As Bitcoin is set to post its first 3-day consecutive daily drop in nearly 4 months, digital currency traders will want to know more about the biggest potential development currently surrounding Bitcoin. The likely introduction of a “fork” -- a modification of the code aimed at addressing the need to scale Bitcoin blockchain network, is being widely discussed to address the issue of speed.
Soft Vs. Hard Fork
A “soft” fork would be a minor adjustment to the code, while a “hard” fork entails the splitting of the code, which would be a general update to the program. Either way, a fork – soft or hard – will impact Bitcoin's value in the short term, yet needed in order for Bitcoin to survive as a currency.

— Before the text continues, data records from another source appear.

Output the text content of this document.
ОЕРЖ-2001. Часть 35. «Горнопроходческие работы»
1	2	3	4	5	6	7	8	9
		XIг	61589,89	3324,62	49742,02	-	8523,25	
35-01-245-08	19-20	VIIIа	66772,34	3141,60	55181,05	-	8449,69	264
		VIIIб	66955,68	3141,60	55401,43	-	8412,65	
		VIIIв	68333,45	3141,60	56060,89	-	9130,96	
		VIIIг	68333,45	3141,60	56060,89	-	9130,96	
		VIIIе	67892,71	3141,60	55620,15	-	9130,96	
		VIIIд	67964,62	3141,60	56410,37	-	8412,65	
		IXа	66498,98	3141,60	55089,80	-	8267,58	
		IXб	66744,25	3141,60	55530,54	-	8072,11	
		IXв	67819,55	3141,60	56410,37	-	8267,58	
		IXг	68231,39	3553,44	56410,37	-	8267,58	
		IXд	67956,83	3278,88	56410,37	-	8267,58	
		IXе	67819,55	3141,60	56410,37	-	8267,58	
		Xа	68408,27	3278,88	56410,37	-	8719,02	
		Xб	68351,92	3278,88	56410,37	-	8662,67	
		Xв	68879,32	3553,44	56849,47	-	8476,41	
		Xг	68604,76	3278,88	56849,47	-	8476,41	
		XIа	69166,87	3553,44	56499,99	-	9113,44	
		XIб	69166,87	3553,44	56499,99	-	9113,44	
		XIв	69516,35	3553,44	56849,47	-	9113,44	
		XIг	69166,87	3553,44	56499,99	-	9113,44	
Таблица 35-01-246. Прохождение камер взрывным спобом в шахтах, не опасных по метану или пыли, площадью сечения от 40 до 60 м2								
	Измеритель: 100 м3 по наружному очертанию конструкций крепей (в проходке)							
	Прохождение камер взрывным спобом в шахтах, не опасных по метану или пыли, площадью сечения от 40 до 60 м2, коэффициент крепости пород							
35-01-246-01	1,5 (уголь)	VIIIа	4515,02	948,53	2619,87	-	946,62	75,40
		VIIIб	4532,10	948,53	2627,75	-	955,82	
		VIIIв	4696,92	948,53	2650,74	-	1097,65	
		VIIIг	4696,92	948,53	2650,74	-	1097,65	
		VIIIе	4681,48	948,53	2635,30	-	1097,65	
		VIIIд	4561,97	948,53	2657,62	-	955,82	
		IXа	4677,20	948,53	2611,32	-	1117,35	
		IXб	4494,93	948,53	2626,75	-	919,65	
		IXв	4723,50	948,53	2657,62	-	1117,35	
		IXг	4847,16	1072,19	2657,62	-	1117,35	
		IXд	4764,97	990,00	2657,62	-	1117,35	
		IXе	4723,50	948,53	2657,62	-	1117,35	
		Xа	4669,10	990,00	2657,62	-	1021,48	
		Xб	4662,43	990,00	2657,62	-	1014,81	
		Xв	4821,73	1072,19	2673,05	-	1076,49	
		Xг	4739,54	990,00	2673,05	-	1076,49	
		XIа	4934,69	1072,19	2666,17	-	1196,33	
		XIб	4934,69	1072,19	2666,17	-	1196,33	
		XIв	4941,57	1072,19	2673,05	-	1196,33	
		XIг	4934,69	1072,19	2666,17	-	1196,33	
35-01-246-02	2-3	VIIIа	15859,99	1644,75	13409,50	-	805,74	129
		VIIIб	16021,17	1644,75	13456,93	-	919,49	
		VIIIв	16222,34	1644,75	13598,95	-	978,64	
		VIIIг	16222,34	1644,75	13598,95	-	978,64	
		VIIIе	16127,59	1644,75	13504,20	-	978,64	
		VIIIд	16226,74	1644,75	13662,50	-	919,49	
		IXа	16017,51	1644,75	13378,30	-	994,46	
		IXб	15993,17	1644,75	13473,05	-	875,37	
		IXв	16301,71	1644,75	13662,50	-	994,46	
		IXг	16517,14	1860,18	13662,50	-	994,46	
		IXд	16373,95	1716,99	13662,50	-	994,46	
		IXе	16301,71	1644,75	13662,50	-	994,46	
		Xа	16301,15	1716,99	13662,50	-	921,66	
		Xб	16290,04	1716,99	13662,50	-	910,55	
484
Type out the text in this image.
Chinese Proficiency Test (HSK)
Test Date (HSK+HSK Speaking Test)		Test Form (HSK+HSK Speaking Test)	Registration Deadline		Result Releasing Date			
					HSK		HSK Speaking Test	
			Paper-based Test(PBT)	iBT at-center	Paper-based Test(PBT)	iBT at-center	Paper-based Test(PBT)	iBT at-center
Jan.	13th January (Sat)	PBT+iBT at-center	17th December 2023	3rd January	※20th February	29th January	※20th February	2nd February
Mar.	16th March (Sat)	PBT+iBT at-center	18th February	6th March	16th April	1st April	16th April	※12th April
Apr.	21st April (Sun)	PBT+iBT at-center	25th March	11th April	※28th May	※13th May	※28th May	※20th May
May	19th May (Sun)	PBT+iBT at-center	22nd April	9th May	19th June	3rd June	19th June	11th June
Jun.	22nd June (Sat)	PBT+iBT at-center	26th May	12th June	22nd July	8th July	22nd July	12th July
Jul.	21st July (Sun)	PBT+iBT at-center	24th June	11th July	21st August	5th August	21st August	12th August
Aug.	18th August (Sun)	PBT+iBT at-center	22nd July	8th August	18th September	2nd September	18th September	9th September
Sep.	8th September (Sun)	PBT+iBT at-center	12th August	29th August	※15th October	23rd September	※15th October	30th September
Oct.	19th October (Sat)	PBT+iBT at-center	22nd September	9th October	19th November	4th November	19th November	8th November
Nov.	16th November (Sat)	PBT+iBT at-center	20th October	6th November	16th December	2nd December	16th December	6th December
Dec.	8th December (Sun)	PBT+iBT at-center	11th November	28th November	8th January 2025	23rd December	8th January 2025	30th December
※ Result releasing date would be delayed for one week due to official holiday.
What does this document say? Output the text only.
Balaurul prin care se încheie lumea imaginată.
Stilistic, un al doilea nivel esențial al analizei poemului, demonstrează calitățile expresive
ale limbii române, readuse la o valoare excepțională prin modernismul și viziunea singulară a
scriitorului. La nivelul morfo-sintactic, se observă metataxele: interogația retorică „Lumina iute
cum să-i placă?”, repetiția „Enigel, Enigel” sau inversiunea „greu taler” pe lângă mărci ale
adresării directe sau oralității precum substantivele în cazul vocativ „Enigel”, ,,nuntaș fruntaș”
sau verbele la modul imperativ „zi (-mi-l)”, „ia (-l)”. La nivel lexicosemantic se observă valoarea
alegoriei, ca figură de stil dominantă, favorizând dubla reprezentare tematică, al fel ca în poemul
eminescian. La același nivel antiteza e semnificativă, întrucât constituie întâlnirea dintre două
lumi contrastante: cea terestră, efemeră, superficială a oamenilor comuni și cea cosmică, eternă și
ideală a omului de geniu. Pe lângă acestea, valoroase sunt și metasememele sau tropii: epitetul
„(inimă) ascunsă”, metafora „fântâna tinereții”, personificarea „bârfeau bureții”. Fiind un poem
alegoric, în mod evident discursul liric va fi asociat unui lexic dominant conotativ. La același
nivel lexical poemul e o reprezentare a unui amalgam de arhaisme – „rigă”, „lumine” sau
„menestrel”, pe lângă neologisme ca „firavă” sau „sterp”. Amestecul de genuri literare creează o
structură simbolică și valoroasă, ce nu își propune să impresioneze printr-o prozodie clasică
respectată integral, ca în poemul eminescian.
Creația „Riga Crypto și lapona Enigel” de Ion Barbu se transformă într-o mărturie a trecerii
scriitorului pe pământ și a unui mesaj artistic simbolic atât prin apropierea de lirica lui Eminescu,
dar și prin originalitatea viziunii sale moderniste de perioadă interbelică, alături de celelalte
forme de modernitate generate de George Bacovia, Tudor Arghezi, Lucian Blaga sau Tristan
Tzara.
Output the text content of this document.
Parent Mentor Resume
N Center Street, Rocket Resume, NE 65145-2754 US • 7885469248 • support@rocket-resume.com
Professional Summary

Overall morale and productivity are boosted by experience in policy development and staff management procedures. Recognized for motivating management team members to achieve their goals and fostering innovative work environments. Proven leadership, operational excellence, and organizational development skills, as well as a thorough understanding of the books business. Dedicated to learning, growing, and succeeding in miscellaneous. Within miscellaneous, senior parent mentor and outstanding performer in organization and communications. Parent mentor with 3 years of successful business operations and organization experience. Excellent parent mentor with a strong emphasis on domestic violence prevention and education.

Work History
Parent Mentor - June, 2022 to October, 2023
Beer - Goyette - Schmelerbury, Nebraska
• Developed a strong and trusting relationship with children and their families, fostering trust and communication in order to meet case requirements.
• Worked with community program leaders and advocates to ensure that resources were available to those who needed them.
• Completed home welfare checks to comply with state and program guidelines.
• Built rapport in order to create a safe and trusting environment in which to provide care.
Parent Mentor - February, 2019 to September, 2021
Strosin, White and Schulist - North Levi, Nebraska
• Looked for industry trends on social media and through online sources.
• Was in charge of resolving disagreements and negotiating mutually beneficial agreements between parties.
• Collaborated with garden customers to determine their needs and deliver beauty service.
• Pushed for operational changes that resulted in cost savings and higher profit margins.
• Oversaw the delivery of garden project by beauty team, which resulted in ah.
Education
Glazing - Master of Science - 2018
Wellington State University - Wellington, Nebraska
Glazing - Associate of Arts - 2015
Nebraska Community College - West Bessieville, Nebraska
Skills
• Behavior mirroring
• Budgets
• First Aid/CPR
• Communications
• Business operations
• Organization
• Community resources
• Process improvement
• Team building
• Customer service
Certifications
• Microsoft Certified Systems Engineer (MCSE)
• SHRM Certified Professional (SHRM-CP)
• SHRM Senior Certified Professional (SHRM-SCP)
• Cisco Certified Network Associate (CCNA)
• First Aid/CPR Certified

A soft fork, also known as 'SegWit,' will not split the code, but it has fewer supporters as it would fail to effectively increase the block size (and transaction speed) as it would under a hard fork. Bitcoin insiders consider transaction speed as a major determinant of Bitcoin's maintaining its lead as the reserve currency in the cryptocurrency universe.
As Bitcoin investors hold the currency in various exchanges, they face differing rules on forks by the various exchanges and online wallets such as Coinbase, Bitstamp and Gdax. One possible way to protect against the possible problems of a fork split to store Bitcoin in offline wallets (cold storage) to enable Bitcoin to function in both codes.